Carney locked up the store. It was half past noon. From now on, Rusty and Marie were on paid leave from Carney’s Furniture; opening hours were whenever Carney felt it was safe to leave the front door open. By way of explanation, he blamed the lack of foot traffic after the riot and exaggerated the likelihood of another round of violence. “I’ll see you when things get back to normal,” he told his employees.

It relieved him more than he anticipated to have them safe.

The detective sat on the hood of his dark brown sedan, lighting a Winston with the smoldering end of the previous one. Carney hadn’t seen him in daylight in a long time. The cop was pale and puffier, threadbare from the mileage. His face maintained the record of his boozing, rouged and speckled by popped capillaries. Free meals from local merchants and shady clients had ruined his build.

He was in his customary carefree mood. “I figured you’d be calling,” Munson said. “Why don’t you ride along while I pick up the mail?”

The mail: his recent coinage about his envelope route. “Neither rain, nor sleet,” Munson said as Carney slid into the passenger seat. “Riots though, they’ll throw you off schedule.”

“We’re all in the same boat.”

“You don’t want people to think you have a forgetful nature. I got to collect before they think it’s their money and they spend it.” Munson tilted his head toward the furniture store. “You made it out okay.”

“Most of it was this way.” Meaning, east on 125th.

“Yeah, I was there.” He drove one block and parked outside a hole-in-the-wall newsstand Carney had never stepped in. Grant’s Newspaper & Tobacco, across from the Apollo. For years, the dingy red, white, and blue streamers across the storefront had snapped ferociously on winter-swept mornings, and hung limp on hot days like this.

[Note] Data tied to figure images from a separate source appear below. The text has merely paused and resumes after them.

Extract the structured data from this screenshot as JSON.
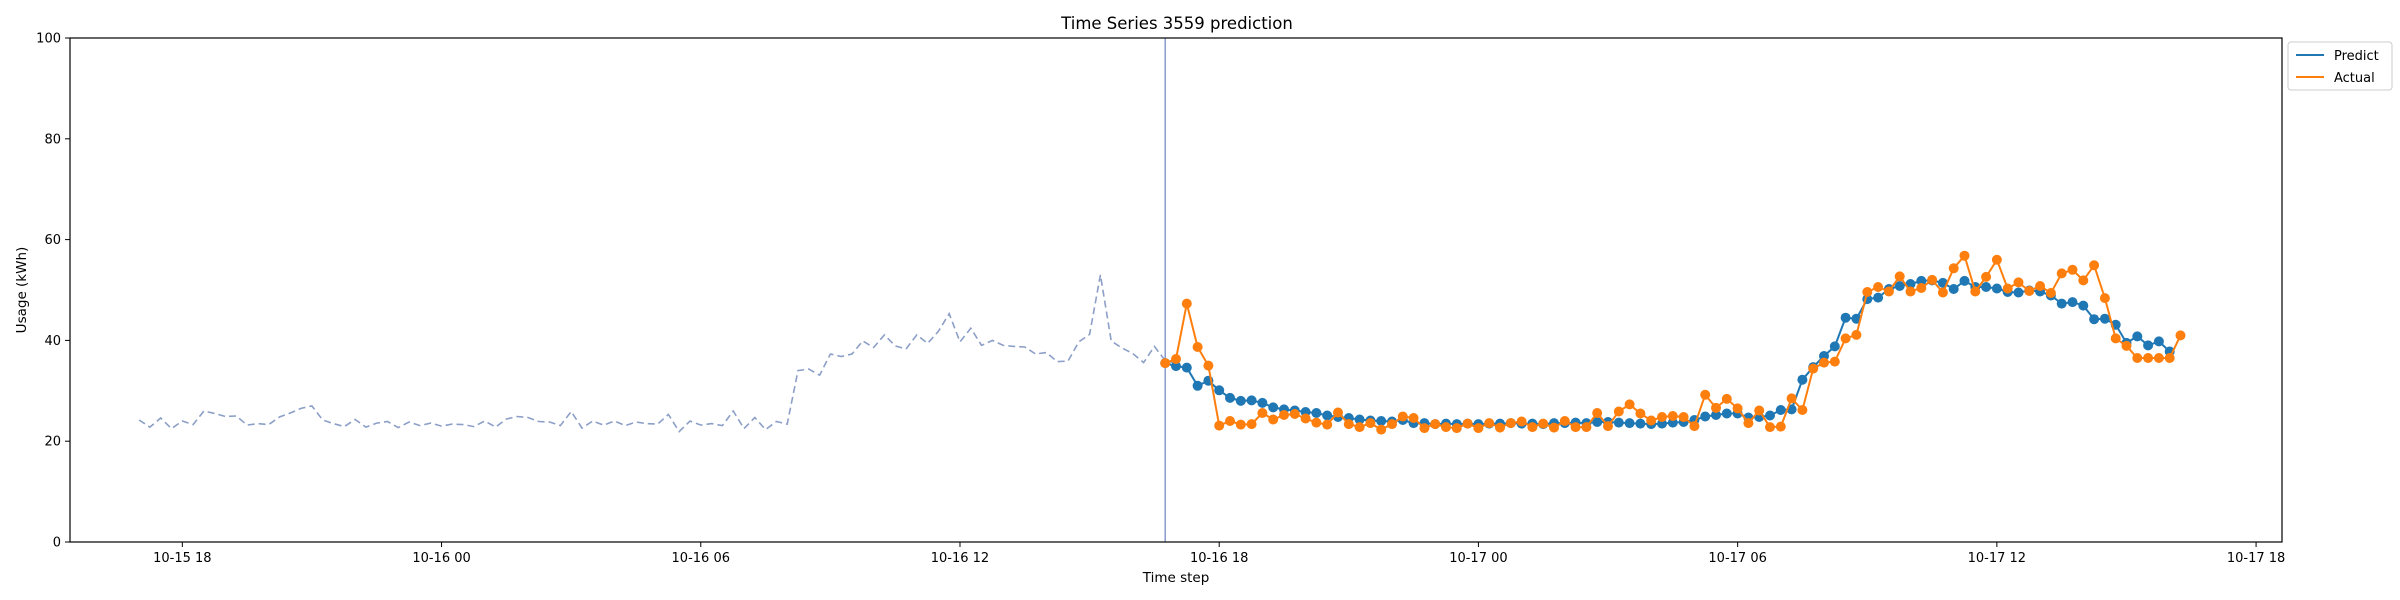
{
  "chart_data": {
    "type": "line",
    "title": "Time Series 3559 prediction",
    "xlabel": "Time step",
    "ylabel": "Usage (kWh)",
    "ylim": [
      0,
      100
    ],
    "yticks": [
      0,
      20,
      40,
      60,
      80,
      100
    ],
    "xlim": [
      "2021-10-15 15:24",
      "2021-10-17 18:36"
    ],
    "xticks": [
      {
        "value": "2021-10-15 18:00",
        "label": "10-15 18"
      },
      {
        "value": "2021-10-16 00:00",
        "label": "10-16 00"
      },
      {
        "value": "2021-10-16 06:00",
        "label": "10-16 06"
      },
      {
        "value": "2021-10-16 12:00",
        "label": "10-16 12"
      },
      {
        "value": "2021-10-16 18:00",
        "label": "10-16 18"
      },
      {
        "value": "2021-10-17 00:00",
        "label": "10-17 00"
      },
      {
        "value": "2021-10-17 06:00",
        "label": "10-17 06"
      },
      {
        "value": "2021-10-17 12:00",
        "label": "10-17 12"
      },
      {
        "value": "2021-10-17 18:00",
        "label": "10-17 18"
      }
    ],
    "grid": false,
    "legend": "upper right, outside axes",
    "forecast_start": "2021-10-16 16:45",
    "colors": {
      "history": "#8c9fc7",
      "predict": "#1f77b4",
      "actual": "#ff7f0e",
      "divider": "#7f93c8"
    },
    "history": {
      "start": "2021-10-15 17:00",
      "step_minutes": 15,
      "values": [
        24.2,
        22.8,
        24.6,
        22.5,
        24.0,
        23.3,
        26.0,
        25.5,
        24.9,
        25.0,
        23.2,
        23.5,
        23.3,
        24.8,
        25.6,
        26.5,
        27.0,
        24.2,
        23.5,
        22.9,
        24.3,
        22.8,
        23.6,
        23.9,
        22.7,
        23.8,
        23.1,
        23.6,
        23.0,
        23.4,
        23.3,
        22.9,
        24.0,
        22.8,
        24.4,
        24.9,
        24.7,
        23.9,
        23.8,
        23.1,
        25.9,
        22.6,
        24.0,
        23.2,
        24.0,
        23.1,
        23.8,
        23.5,
        23.4,
        25.3,
        21.9,
        24.0,
        23.2,
        23.5,
        23.1,
        26.0,
        22.5,
        24.7,
        22.3,
        23.9,
        23.4,
        34.0,
        34.3,
        33.1,
        37.3,
        36.8,
        37.3,
        39.9,
        38.6,
        41.1,
        38.9,
        38.3,
        41.1,
        39.4,
        41.8,
        45.3,
        39.7,
        42.4,
        39.0,
        40.0,
        39.0,
        38.8,
        38.7,
        37.3,
        37.6,
        35.8,
        35.9,
        39.7,
        41.2,
        53.0,
        39.9,
        38.5,
        37.4,
        35.6,
        38.8,
        36.0,
        35.5
      ]
    },
    "series": [
      {
        "name": "Predict",
        "start": "2021-10-16 16:45",
        "step_minutes": 15,
        "values": [
          35.5,
          34.9,
          34.6,
          31.0,
          32.0,
          30.1,
          28.6,
          28.0,
          28.1,
          27.6,
          26.7,
          26.3,
          26.1,
          25.8,
          25.6,
          25.1,
          24.8,
          24.6,
          24.3,
          24.1,
          24.0,
          23.9,
          24.2,
          23.6,
          23.6,
          23.4,
          23.5,
          23.4,
          23.5,
          23.4,
          23.5,
          23.5,
          23.6,
          23.5,
          23.5,
          23.4,
          23.6,
          23.6,
          23.7,
          23.6,
          23.8,
          23.8,
          23.7,
          23.6,
          23.5,
          23.4,
          23.5,
          23.7,
          23.8,
          24.2,
          24.9,
          25.2,
          25.5,
          25.5,
          24.7,
          24.8,
          25.1,
          26.2,
          26.3,
          32.2,
          34.7,
          36.9,
          38.8,
          44.5,
          44.3,
          48.2,
          48.5,
          50.2,
          50.8,
          51.2,
          51.8,
          51.9,
          51.4,
          50.2,
          51.8,
          50.6,
          50.6,
          50.3,
          49.6,
          49.5,
          49.9,
          49.7,
          48.9,
          47.3,
          47.6,
          46.9,
          44.2,
          44.3,
          43.1,
          39.5,
          40.8,
          39.0,
          39.8,
          37.8
        ]
      },
      {
        "name": "Actual",
        "start": "2021-10-16 16:45",
        "step_minutes": 15,
        "values": [
          35.5,
          36.3,
          47.3,
          38.7,
          35.0,
          23.1,
          24.0,
          23.3,
          23.4,
          25.6,
          24.3,
          25.2,
          25.4,
          24.5,
          23.7,
          23.3,
          25.7,
          23.4,
          22.8,
          23.6,
          22.3,
          23.4,
          24.9,
          24.6,
          22.6,
          23.4,
          22.8,
          22.6,
          23.5,
          22.6,
          23.6,
          22.7,
          23.6,
          23.9,
          22.8,
          23.5,
          22.7,
          24.0,
          22.8,
          22.8,
          25.6,
          23.0,
          25.9,
          27.3,
          25.5,
          24.1,
          24.8,
          25.0,
          24.8,
          23.0,
          29.2,
          26.6,
          28.4,
          26.5,
          23.6,
          26.1,
          22.8,
          22.9,
          28.5,
          26.2,
          34.4,
          35.6,
          35.8,
          40.4,
          41.1,
          49.6,
          50.6,
          49.7,
          52.7,
          49.7,
          50.4,
          52.0,
          49.5,
          54.3,
          56.8,
          49.7,
          52.6,
          56.0,
          50.3,
          51.5,
          49.8,
          50.8,
          49.4,
          53.3,
          54.0,
          51.9,
          54.9,
          48.4,
          40.4,
          38.9,
          36.5,
          36.5,
          36.5,
          36.5,
          41.0
        ]
      }
    ]
  }
}
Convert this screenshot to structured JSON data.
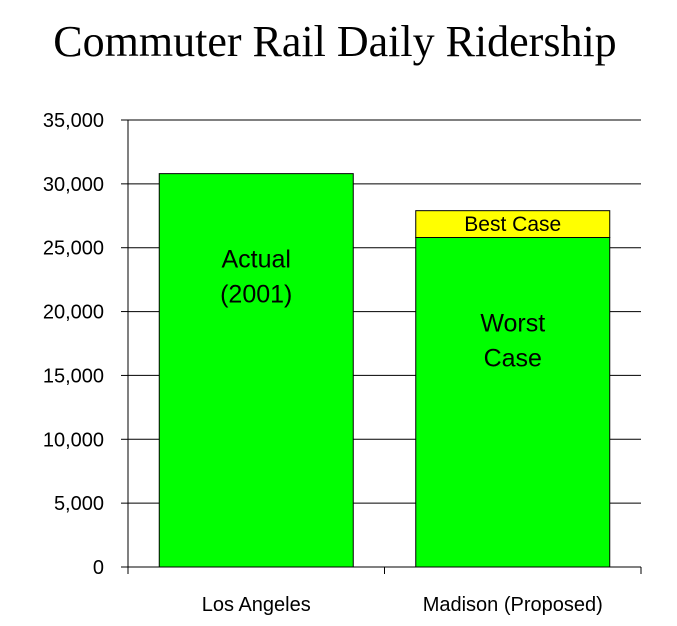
{
  "chart_data": {
    "type": "bar",
    "stacked": true,
    "title": "Commuter Rail Daily Ridership",
    "xlabel": "",
    "ylabel": "",
    "ylim": [
      0,
      35000
    ],
    "yticks": [
      "0",
      "5,000",
      "10,000",
      "15,000",
      "20,000",
      "25,000",
      "30,000",
      "35,000"
    ],
    "grid": true,
    "categories": [
      "Los Angeles",
      "Madison (Proposed)"
    ],
    "bars": [
      {
        "category": "Los Angeles",
        "segments": [
          {
            "label_lines": [
              "Actual",
              "(2001)"
            ],
            "value": 30800,
            "color": "#00ff00"
          }
        ]
      },
      {
        "category": "Madison (Proposed)",
        "segments": [
          {
            "label_lines": [
              "Worst",
              "Case"
            ],
            "value": 25800,
            "color": "#00ff00"
          },
          {
            "label_lines": [
              "Best Case"
            ],
            "value": 2100,
            "color": "#ffff00"
          }
        ]
      }
    ],
    "colors": {
      "worst": "#00ff00",
      "best": "#ffff00",
      "grid": "#000000"
    }
  }
}
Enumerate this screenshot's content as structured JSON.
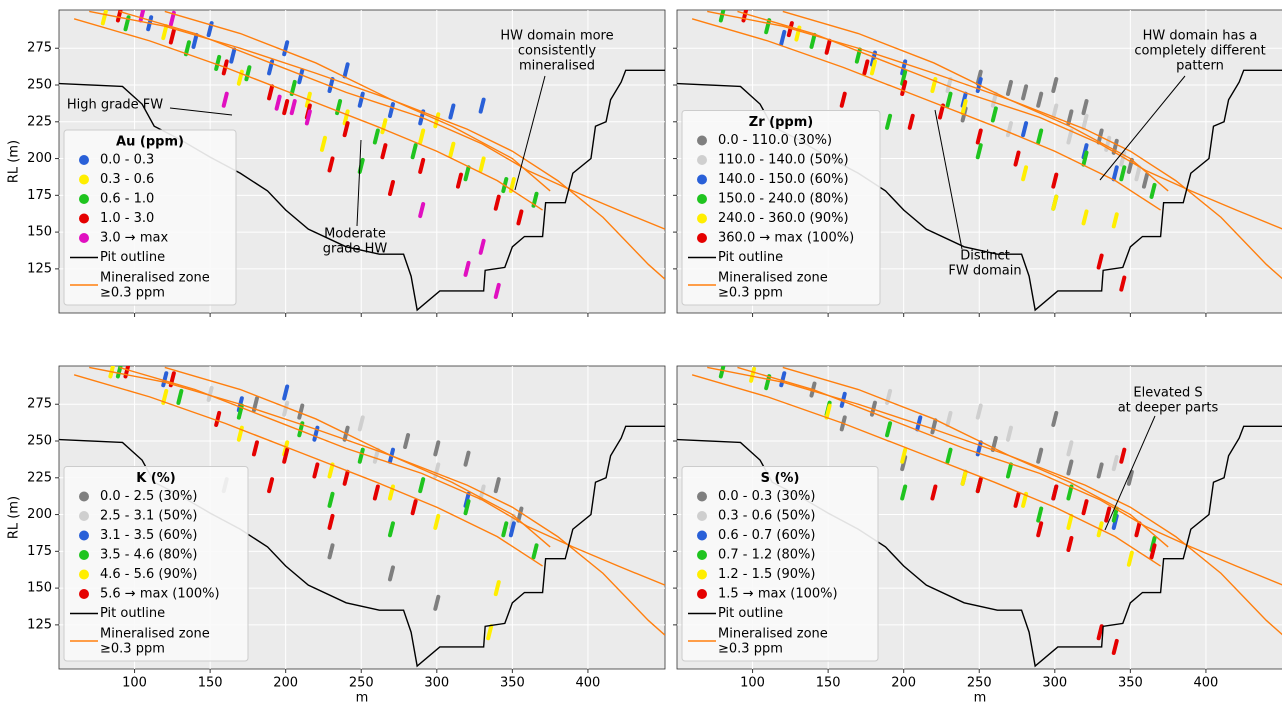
{
  "chart_data": [
    {
      "type": "scatter",
      "legend_title": "Au (ppm)",
      "ylabel": "RL (m)",
      "show_xtick_labels": false,
      "show_ytick_labels": true,
      "grid": true,
      "legend": "lower left",
      "xlim": [
        50,
        451
      ],
      "ylim": [
        95,
        301
      ],
      "xticks": [
        100,
        150,
        200,
        250,
        300,
        350,
        400
      ],
      "yticks": [
        125,
        150,
        175,
        200,
        225,
        250,
        275
      ],
      "series": [
        {
          "name": "0.0 - 0.3",
          "color": "#2960d8",
          "x": [
            110,
            140,
            165,
            190,
            210,
            230,
            250,
            270,
            290,
            310,
            330,
            150,
            200,
            240
          ],
          "y": [
            292,
            280,
            270,
            262,
            256,
            250,
            240,
            233,
            228,
            232,
            236,
            288,
            275,
            260
          ]
        },
        {
          "name": "0.3 - 0.6",
          "color": "#ffee00",
          "x": [
            80,
            120,
            170,
            215,
            240,
            265,
            290,
            310,
            330,
            350,
            225,
            300
          ],
          "y": [
            296,
            286,
            255,
            240,
            228,
            222,
            215,
            206,
            196,
            182,
            210,
            226
          ]
        },
        {
          "name": "0.6 - 1.0",
          "color": "#1fc41f",
          "x": [
            95,
            135,
            175,
            205,
            235,
            260,
            285,
            320,
            345,
            365,
            155,
            250
          ],
          "y": [
            292,
            275,
            258,
            248,
            235,
            215,
            205,
            190,
            182,
            172,
            265,
            195
          ]
        },
        {
          "name": "1.0 - 3.0",
          "color": "#e50000",
          "x": [
            90,
            125,
            160,
            190,
            215,
            240,
            265,
            290,
            315,
            340,
            355,
            230,
            200,
            270
          ],
          "y": [
            298,
            283,
            262,
            245,
            232,
            220,
            205,
            195,
            185,
            170,
            160,
            196,
            235,
            180
          ]
        },
        {
          "name": "3.0 → max",
          "color": "#e010c0",
          "x": [
            105,
            125,
            160,
            205,
            215,
            330,
            340,
            320,
            290,
            195
          ],
          "y": [
            298,
            295,
            240,
            235,
            228,
            140,
            110,
            125,
            165,
            238
          ]
        }
      ],
      "annotations": [
        {
          "lines": [
            "High grade FW"
          ]
        },
        {
          "lines": [
            "HW domain more",
            "consistently",
            "mineralised"
          ]
        },
        {
          "lines": [
            "Moderate",
            "grade HW"
          ]
        }
      ]
    },
    {
      "type": "scatter",
      "legend_title": "Zr (ppm)",
      "show_xtick_labels": false,
      "show_ytick_labels": false,
      "grid": true,
      "legend": "lower left",
      "xlim": [
        50,
        451
      ],
      "ylim": [
        95,
        301
      ],
      "xticks": [
        100,
        150,
        200,
        250,
        300,
        350,
        400
      ],
      "yticks": [
        125,
        150,
        175,
        200,
        225,
        250,
        275
      ],
      "series": [
        {
          "name": "0.0 - 110.0 (30%)",
          "color": "#7f7f7f",
          "x": [
            250,
            270,
            290,
            310,
            320,
            330,
            340,
            350,
            360,
            300,
            280,
            240
          ],
          "y": [
            255,
            248,
            240,
            228,
            235,
            215,
            208,
            195,
            185,
            250,
            245,
            230
          ]
        },
        {
          "name": "110.0 - 140.0 (50%)",
          "color": "#cfcfcf",
          "x": [
            230,
            260,
            300,
            320,
            335,
            345,
            355,
            310,
            270
          ],
          "y": [
            250,
            240,
            232,
            225,
            210,
            200,
            190,
            215,
            220
          ]
        },
        {
          "name": "140.0 - 150.0 (60%)",
          "color": "#2960d8",
          "x": [
            120,
            200,
            240,
            280,
            320,
            340,
            250,
            180
          ],
          "y": [
            282,
            262,
            240,
            220,
            205,
            190,
            250,
            268
          ]
        },
        {
          "name": "150.0 - 240.0 (80%)",
          "color": "#1fc41f",
          "x": [
            80,
            110,
            140,
            170,
            200,
            230,
            260,
            290,
            320,
            345,
            365,
            190,
            250,
            300
          ],
          "y": [
            298,
            290,
            280,
            270,
            255,
            240,
            230,
            215,
            200,
            190,
            178,
            225,
            205,
            170
          ]
        },
        {
          "name": "240.0 - 360.0 (90%)",
          "color": "#ffee00",
          "x": [
            130,
            180,
            240,
            280,
            300,
            320,
            340,
            220
          ],
          "y": [
            285,
            262,
            235,
            190,
            170,
            160,
            158,
            250
          ]
        },
        {
          "name": "360.0 → max  (100%)",
          "color": "#e50000",
          "x": [
            95,
            125,
            150,
            175,
            200,
            225,
            250,
            275,
            300,
            330,
            345,
            160,
            205
          ],
          "y": [
            298,
            288,
            276,
            262,
            248,
            232,
            215,
            200,
            185,
            130,
            115,
            240,
            225
          ]
        }
      ],
      "annotations": [
        {
          "lines": [
            "HW domain has a",
            "completely different",
            "pattern"
          ]
        },
        {
          "lines": [
            "Distinct",
            "FW domain"
          ]
        }
      ]
    },
    {
      "type": "scatter",
      "legend_title": "K (%)",
      "ylabel": "RL (m)",
      "xlabel": "m",
      "show_xtick_labels": true,
      "show_ytick_labels": true,
      "grid": true,
      "legend": "lower left",
      "xlim": [
        50,
        451
      ],
      "ylim": [
        95,
        301
      ],
      "xticks": [
        100,
        150,
        200,
        250,
        300,
        350,
        400
      ],
      "yticks": [
        125,
        150,
        175,
        200,
        225,
        250,
        275
      ],
      "series": [
        {
          "name": "0.0 - 2.5 (30%)",
          "color": "#7f7f7f",
          "x": [
            180,
            210,
            240,
            280,
            300,
            320,
            340,
            355,
            270,
            230,
            160,
            300
          ],
          "y": [
            275,
            270,
            255,
            250,
            245,
            238,
            220,
            200,
            160,
            175,
            220,
            140
          ]
        },
        {
          "name": "2.5 - 3.1 (50%)",
          "color": "#cfcfcf",
          "x": [
            150,
            200,
            260,
            300,
            330,
            350,
            250
          ],
          "y": [
            282,
            272,
            240,
            230,
            215,
            195,
            262
          ]
        },
        {
          "name": "3.1 - 3.5 (60%)",
          "color": "#2960d8",
          "x": [
            120,
            170,
            220,
            270,
            320,
            350,
            200
          ],
          "y": [
            292,
            275,
            255,
            240,
            210,
            190,
            283
          ]
        },
        {
          "name": "3.5 - 4.6 (80%)",
          "color": "#1fc41f",
          "x": [
            90,
            130,
            170,
            210,
            250,
            290,
            320,
            345,
            365,
            230,
            270
          ],
          "y": [
            298,
            280,
            270,
            258,
            240,
            220,
            205,
            190,
            175,
            210,
            190
          ]
        },
        {
          "name": "4.6 - 5.6 (90%)",
          "color": "#ffee00",
          "x": [
            85,
            120,
            170,
            230,
            270,
            300,
            340,
            335,
            200
          ],
          "y": [
            298,
            280,
            255,
            230,
            215,
            195,
            150,
            120,
            245
          ]
        },
        {
          "name": "5.6 → max  (100%)",
          "color": "#e50000",
          "x": [
            95,
            125,
            155,
            180,
            200,
            220,
            240,
            260,
            285,
            230,
            190
          ],
          "y": [
            298,
            292,
            265,
            245,
            240,
            230,
            225,
            215,
            205,
            195,
            220
          ]
        }
      ],
      "annotations": []
    },
    {
      "type": "scatter",
      "legend_title": "S (%)",
      "xlabel": "m",
      "show_xtick_labels": true,
      "show_ytick_labels": false,
      "grid": true,
      "legend": "lower left",
      "xlim": [
        50,
        451
      ],
      "ylim": [
        95,
        301
      ],
      "xticks": [
        100,
        150,
        200,
        250,
        300,
        350,
        400
      ],
      "yticks": [
        125,
        150,
        175,
        200,
        225,
        250,
        275
      ],
      "series": [
        {
          "name": "0.0 - 0.3 (30%)",
          "color": "#7f7f7f",
          "x": [
            140,
            180,
            220,
            260,
            290,
            310,
            330,
            350,
            240,
            200,
            160,
            300
          ],
          "y": [
            285,
            272,
            260,
            248,
            240,
            232,
            230,
            225,
            225,
            235,
            262,
            265
          ]
        },
        {
          "name": "0.3 - 0.6 (50%)",
          "color": "#cfcfcf",
          "x": [
            190,
            230,
            270,
            310,
            340,
            250
          ],
          "y": [
            280,
            265,
            255,
            245,
            235,
            270
          ]
        },
        {
          "name": "0.6 - 0.7 (60%)",
          "color": "#2960d8",
          "x": [
            120,
            160,
            210,
            250,
            300,
            340
          ],
          "y": [
            292,
            278,
            262,
            245,
            215,
            195
          ]
        },
        {
          "name": "0.7 - 1.2 (80%)",
          "color": "#1fc41f",
          "x": [
            80,
            110,
            150,
            190,
            230,
            270,
            310,
            340,
            365,
            250,
            290,
            200
          ],
          "y": [
            298,
            290,
            272,
            258,
            240,
            230,
            215,
            200,
            180,
            220,
            200,
            215
          ]
        },
        {
          "name": "1.2 - 1.5 (90%)",
          "color": "#ffee00",
          "x": [
            100,
            150,
            200,
            240,
            280,
            310,
            330,
            350
          ],
          "y": [
            295,
            270,
            240,
            225,
            210,
            195,
            190,
            170
          ]
        },
        {
          "name": "1.5 → max  (100%)",
          "color": "#e50000",
          "x": [
            220,
            250,
            275,
            300,
            320,
            335,
            345,
            355,
            365,
            290,
            310,
            330,
            340
          ],
          "y": [
            215,
            220,
            210,
            215,
            205,
            200,
            240,
            190,
            175,
            190,
            180,
            120,
            110
          ]
        }
      ],
      "annotations": [
        {
          "lines": [
            "Elevated S",
            "at deeper parts"
          ]
        }
      ]
    }
  ],
  "pit_outline": {
    "name": "Pit outline",
    "color": "#000000",
    "x": [
      50,
      92,
      105,
      113,
      130,
      150,
      170,
      188,
      200,
      215,
      240,
      262,
      278,
      283,
      287,
      302,
      331,
      332,
      345,
      350,
      358,
      370,
      372,
      385,
      390,
      402,
      405,
      412,
      415,
      422,
      425,
      440,
      451
    ],
    "y": [
      251,
      249,
      237,
      222,
      213,
      201,
      190,
      178,
      165,
      152,
      140,
      135,
      135,
      120,
      97,
      110,
      110,
      124,
      126,
      140,
      147,
      147,
      170,
      170,
      190,
      200,
      222,
      225,
      240,
      252,
      260,
      260,
      260
    ]
  },
  "mineralised_zone": {
    "name": [
      "Mineralised zone",
      "≥0.3 ppm"
    ],
    "color": "#ff7f0e",
    "lines": [
      {
        "x": [
          70,
          120,
          170,
          220,
          270,
          320,
          350,
          380,
          410,
          440,
          451
        ],
        "y": [
          300,
          290,
          275,
          258,
          240,
          220,
          205,
          185,
          160,
          128,
          118
        ]
      },
      {
        "x": [
          90,
          140,
          190,
          240,
          290,
          330,
          360,
          390,
          420,
          451
        ],
        "y": [
          300,
          285,
          265,
          245,
          228,
          210,
          192,
          178,
          165,
          152
        ]
      },
      {
        "x": [
          60,
          110,
          160,
          210,
          260,
          300,
          340,
          370
        ],
        "y": [
          295,
          280,
          262,
          242,
          222,
          205,
          185,
          165
        ]
      },
      {
        "x": [
          120,
          170,
          220,
          270,
          310,
          350,
          375
        ],
        "y": [
          300,
          285,
          265,
          240,
          222,
          200,
          178
        ]
      }
    ]
  }
}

“Buck Webb on vacation again?” Carney said.

“Yeah, gone fishing.” It was Carney’s standard joke: Where’s Buck? Since Munson’s shakedowns—one assumed—fell outside his official police duties, Carney rarely saw Munson’s partner. Buck was probably off tending to his own envelopes.

Munson said he’d be out in a sec and entered the tobacco store.

The marquee of the Apollo promised the Four Tops, but a big white canceled sign crossed the ticket window. Look at him, sitting in the front seat of a cop’s car. He wondered how many black boys Munson and his cronies had worked over and then tossed into the backseat on the way to the station house. Carney’s fingers slid on the vinyl: EZ wipe. Munson’s line of work was not the kind where you wanted fabric upholstery.

“You ever play in that game?” Munson said on his return.

Carney didn’t know what the cop was referring to.

“Grant—Grant’s son, now—has been hosting one of longest-running craps games in Harlem in the back. You never threw in?”

Carney rubbed his temple.

“One block away and you never got in on it?” Munson said. “No, you ain’t the kind. Grant’s kid told me he kept the game running the whole time of the riot. No one wanted to leave, and when they did, someone was always knocking, trying to get a piece. All hell breaking loose out here, back there business as usual.”